Implementation of cool maths notation $a=b=c$:

```
import tactic
universe u
structure all_three_are_equal {α : Sort u} (a b c : α) : Prop :=
(hab : a = b)
(hbc : b = c)
(hac : a = c . tactic.interactive.cc)
notation a ` = ` b ` = ` c := all_three_are_equal a b c
#check 1 = 2 = 3 -- Prop
```

Should be fine, right? :-/

#### Kevin Buzzard (Apr 03 2022 at 17:13):

(My students keep wanting to do it) (hopefully next year I'll be teaching the course in Lean 4)

#### Trebor Huang (Apr 03 2022 at 17:25):

The next thing to do is `all_four_are_equal`

, right? ;)

#### Reid Barton (Apr 03 2022 at 17:28):

Does this now break the ordinary `=`

?

#### Kyle Miller (Apr 03 2022 at 17:50):

It's interesting how this gives you `hac`

for transitivity.

Something I've thought about is having Lean parse chains of binary relations `x1 R1 x2 R2 x3 R3 ...`

as `x1 R1 x2 /\ x2 R2 x3 /\ x3 R3 x4 /\ ...`

. That doesn't give you a way to get any consequences of transitivity though.

#### Patrick Johnson (Apr 03 2022 at 18:04):

```
import tactic
def eq' {α : Sort*} (s : list α) : Prop := ∀ (x y ∈ s), x = y
notation x ` = ` s:(foldr:50 ` = ` (h t, h :: t) []) := eq' (x :: s)
example : 1 + 2 = 2 + 1 = 3 :=
by { rintro x hx y hy, simp * at * }
```

#### Kevin Buzzard (Apr 03 2022 at 19:13):

```
#check 1 = 1 -- eq' [1, 1] : Prop
```

erm...

#### Kyle Miller (Apr 03 2022 at 19:22):

There's precedent in languages to support special constructs like this to only a particular size (like Haskell and tuple notation).

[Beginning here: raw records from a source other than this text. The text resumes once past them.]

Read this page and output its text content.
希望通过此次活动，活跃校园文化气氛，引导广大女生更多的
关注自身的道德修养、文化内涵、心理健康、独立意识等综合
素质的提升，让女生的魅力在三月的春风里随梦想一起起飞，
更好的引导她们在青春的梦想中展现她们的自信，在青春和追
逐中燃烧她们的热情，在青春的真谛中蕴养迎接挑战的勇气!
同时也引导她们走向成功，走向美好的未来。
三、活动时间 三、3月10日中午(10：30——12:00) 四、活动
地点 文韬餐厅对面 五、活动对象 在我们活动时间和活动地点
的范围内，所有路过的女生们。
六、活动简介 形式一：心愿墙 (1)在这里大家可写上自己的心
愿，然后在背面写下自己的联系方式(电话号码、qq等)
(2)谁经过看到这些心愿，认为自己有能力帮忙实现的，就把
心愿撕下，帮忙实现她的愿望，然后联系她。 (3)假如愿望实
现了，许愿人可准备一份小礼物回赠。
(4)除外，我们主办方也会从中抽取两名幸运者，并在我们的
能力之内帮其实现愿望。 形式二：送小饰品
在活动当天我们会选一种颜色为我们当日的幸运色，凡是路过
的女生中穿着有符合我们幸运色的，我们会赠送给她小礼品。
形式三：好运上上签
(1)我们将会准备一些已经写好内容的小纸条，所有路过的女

Maybe this is ok:

```
notation x1 ` = ` x2 ` = ` x3 := x1 = x2 ∧ x2 = x3
notation x1 ` = ` x2 ` = ` x3 ` = ` x4 := x1 = x2 ∧ x2 = x3 = x4
notation x1 ` = ` x2 ` = ` x3 ` = ` x4 ` = ` x5 := x1 = x2 ∧ x2 = x3 = x4 = x5
example (x y z : ℕ) (h : x = y = z) : x = z :=
begin
-- prints as
-- h: x = y ∧ y = z
exact h.1.trans h.2,
end
```

**Edit:** This doesn't work for more than two equalities

#### Eric Wieser (Apr 03 2022 at 19:22):

~~Using docs#list.forall₂ would reduce better~~

#### Eric Wieser (Apr 03 2022 at 19:23):

(bad linkifier, https://leanprover-community.github.io/mathlib_docs/data/list/defs.html#list.forall%E2%82%82)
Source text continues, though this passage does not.